FED’s legal status Control over the activities of the FED is carried out by the House of Representatives of the US Congress, to which it must report annually, and the Banking Committee of the Congress (report twice a year). The FED is audited once a year. Besides, from the point of view of the law, the US President can dismiss any governor of the Fed, but this rule has never been applied to date.

The FED is made up of the Regional/Federal/Reserve/Banks, which have independent legal personality but are ruled by the Federal/Reserve Board of Governors appointed by the US President.

In 1982, the Central District Court of California ruled John Lewis v. the US, which governed that the Federal/Reserve/Banks that are part of the Federal/Reserve/System are not institutions against which individuals can be sued under the law on claims against government organizations and employees (Federal Law on Initiation of Tort Claims).
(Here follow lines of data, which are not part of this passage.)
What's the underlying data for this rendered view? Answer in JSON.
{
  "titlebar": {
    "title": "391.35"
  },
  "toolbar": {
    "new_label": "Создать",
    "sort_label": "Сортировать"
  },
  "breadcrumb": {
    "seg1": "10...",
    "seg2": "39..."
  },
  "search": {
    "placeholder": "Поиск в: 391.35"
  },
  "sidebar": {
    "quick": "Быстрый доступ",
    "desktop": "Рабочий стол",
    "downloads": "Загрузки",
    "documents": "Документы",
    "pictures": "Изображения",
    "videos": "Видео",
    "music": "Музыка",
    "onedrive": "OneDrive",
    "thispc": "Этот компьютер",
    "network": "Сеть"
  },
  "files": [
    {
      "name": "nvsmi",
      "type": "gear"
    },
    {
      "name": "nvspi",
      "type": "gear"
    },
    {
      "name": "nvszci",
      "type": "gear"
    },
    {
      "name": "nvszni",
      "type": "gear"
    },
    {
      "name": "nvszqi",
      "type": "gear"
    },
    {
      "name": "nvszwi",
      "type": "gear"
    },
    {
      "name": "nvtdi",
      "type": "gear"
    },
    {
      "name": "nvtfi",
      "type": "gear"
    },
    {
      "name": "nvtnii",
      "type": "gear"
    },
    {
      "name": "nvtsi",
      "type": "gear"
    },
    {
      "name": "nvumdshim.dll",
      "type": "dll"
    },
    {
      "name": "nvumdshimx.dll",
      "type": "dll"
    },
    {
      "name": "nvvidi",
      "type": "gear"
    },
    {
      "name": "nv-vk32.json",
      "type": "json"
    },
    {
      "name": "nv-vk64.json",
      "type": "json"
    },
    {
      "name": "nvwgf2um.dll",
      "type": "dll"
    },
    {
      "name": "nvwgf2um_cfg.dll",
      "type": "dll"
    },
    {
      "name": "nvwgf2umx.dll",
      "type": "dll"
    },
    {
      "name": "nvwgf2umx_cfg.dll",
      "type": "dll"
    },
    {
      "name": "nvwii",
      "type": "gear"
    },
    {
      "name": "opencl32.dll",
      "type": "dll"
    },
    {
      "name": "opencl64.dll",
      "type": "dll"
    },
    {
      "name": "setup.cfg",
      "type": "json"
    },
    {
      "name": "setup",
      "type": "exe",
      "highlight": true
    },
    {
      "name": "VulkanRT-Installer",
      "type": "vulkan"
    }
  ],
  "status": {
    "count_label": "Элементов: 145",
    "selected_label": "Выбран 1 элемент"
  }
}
This court ruling refers to the practice of applying the Federal Law on the initiation of tort claims against the Federal Reserve Banks and does not make any definitions concerning the status of the Federal/Reserve/System as a whole.
The FED does not use clearly defined intermediate targets to guide its monetary policy; it has abandoned the policy of strict monitoring of monetary aggregates. It practices a policy of fine tuning, adjusting its rates more frequently than its counterparts, which makes it more responsive.